Master Sergeant Woodrow Wilson Keeble
Master Sergeant Woodrow "Woody" Wilson Keeble is one of the most highly decorated Soldiers in North Dakota history. A veteran of World War II and the Korean War, Keeble was presented with the Medal of Honor posthumously on March 3, 2008 at the White House. He is the first full-blooded Sioux Indian to receive the nation's highest military honor. He was inducted into the Pentagon Hall of Heroes on March 4, 2008.
Keeble was born on the Sisseton-Wahpeton Sioux Reservation in Waubay, S.D., and made his hometown in Wahpeton, N.D. He joined the North Dakota National Guard in 1942, and was a member of Company I, 3rd Battalion, 164th Infantry Regiment (Rifle).

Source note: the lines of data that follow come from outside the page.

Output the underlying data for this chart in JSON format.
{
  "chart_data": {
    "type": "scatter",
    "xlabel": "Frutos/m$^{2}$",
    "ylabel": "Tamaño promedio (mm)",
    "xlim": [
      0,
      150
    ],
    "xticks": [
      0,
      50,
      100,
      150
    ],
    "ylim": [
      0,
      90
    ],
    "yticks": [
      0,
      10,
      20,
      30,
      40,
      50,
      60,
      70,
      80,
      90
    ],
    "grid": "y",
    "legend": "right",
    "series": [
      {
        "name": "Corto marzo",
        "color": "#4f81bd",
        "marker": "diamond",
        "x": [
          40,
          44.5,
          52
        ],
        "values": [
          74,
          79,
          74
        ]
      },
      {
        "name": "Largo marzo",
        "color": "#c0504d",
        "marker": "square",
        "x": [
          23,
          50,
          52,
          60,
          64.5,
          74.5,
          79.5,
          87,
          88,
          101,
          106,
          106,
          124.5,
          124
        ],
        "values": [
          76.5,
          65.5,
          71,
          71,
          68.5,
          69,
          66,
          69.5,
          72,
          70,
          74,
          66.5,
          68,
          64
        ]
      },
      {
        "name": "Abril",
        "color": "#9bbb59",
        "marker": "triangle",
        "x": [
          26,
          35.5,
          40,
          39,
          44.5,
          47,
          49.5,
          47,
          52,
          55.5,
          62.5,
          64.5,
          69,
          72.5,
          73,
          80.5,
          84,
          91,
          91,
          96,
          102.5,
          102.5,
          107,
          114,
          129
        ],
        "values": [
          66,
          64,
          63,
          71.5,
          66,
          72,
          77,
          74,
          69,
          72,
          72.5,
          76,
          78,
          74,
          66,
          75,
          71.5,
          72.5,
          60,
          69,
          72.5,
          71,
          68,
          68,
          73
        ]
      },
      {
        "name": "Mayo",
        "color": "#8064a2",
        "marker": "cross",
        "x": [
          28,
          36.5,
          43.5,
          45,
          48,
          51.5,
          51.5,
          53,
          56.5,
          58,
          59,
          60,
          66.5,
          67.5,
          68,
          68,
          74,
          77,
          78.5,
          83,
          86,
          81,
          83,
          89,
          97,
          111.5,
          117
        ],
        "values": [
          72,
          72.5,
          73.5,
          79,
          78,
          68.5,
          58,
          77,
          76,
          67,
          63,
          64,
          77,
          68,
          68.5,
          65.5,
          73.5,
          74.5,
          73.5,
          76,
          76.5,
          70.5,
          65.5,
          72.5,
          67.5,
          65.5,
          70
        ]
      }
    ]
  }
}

His unit became the first U.S. Army unit to engage in offensive operations in WWII when they reinforced the 1st Marine Division at Guadalcanal. The 164th Infantry Regiment significantly contributed to decisive victory in the battle. Keeble received his first Bronze Star Medal, his first of four Purple Hearts and the Combat Infantryman Badge for his actions at Guadalcanal.
Keeble reenlisted with the 164th Infantry Regiment at the beginning of the Korean War and later volunteered for a combat assignment with an active duty Army unit. He served with Company G, 19th Infantry of the 24th Infantry Division in Korea, where his actions would eventually earn him the nation's highest military honor.
On October 20, 1951, when all of the officers of his company were killed or wounded, Keeble took charge of the support platoon attempting to complete the company's mission of taking control of a steep, rocky and heavily fortified hill.
Although treated the day before for over eighty shrapnel wounds, Keeble returned to duty on the day his actions earned him the Medal of Honor. Armed with grenades and his rifle, Keeble successfully conducted multiple, single-handed assaults against three well-fortified enemy positions. These heroic actions saved the lives of his fellow soldiers and inspired his company to achieve its important objective.
Keeble's famous comments exemplify his military service. "There were terrible moments that encompassed a lifetime, an endlessness when terror was so strong in me that I could feel idiocy replace reason. Yet I have never left my position, nor have I shirked hazardous duty. Fear did not make a coward out of me."
At the presentation of the Medal of Honor, President George W. Bush remarked, "Woody Keeble's act of heroism saved many American lives, and earned him a permanent place in his fellow soldiers' hearts."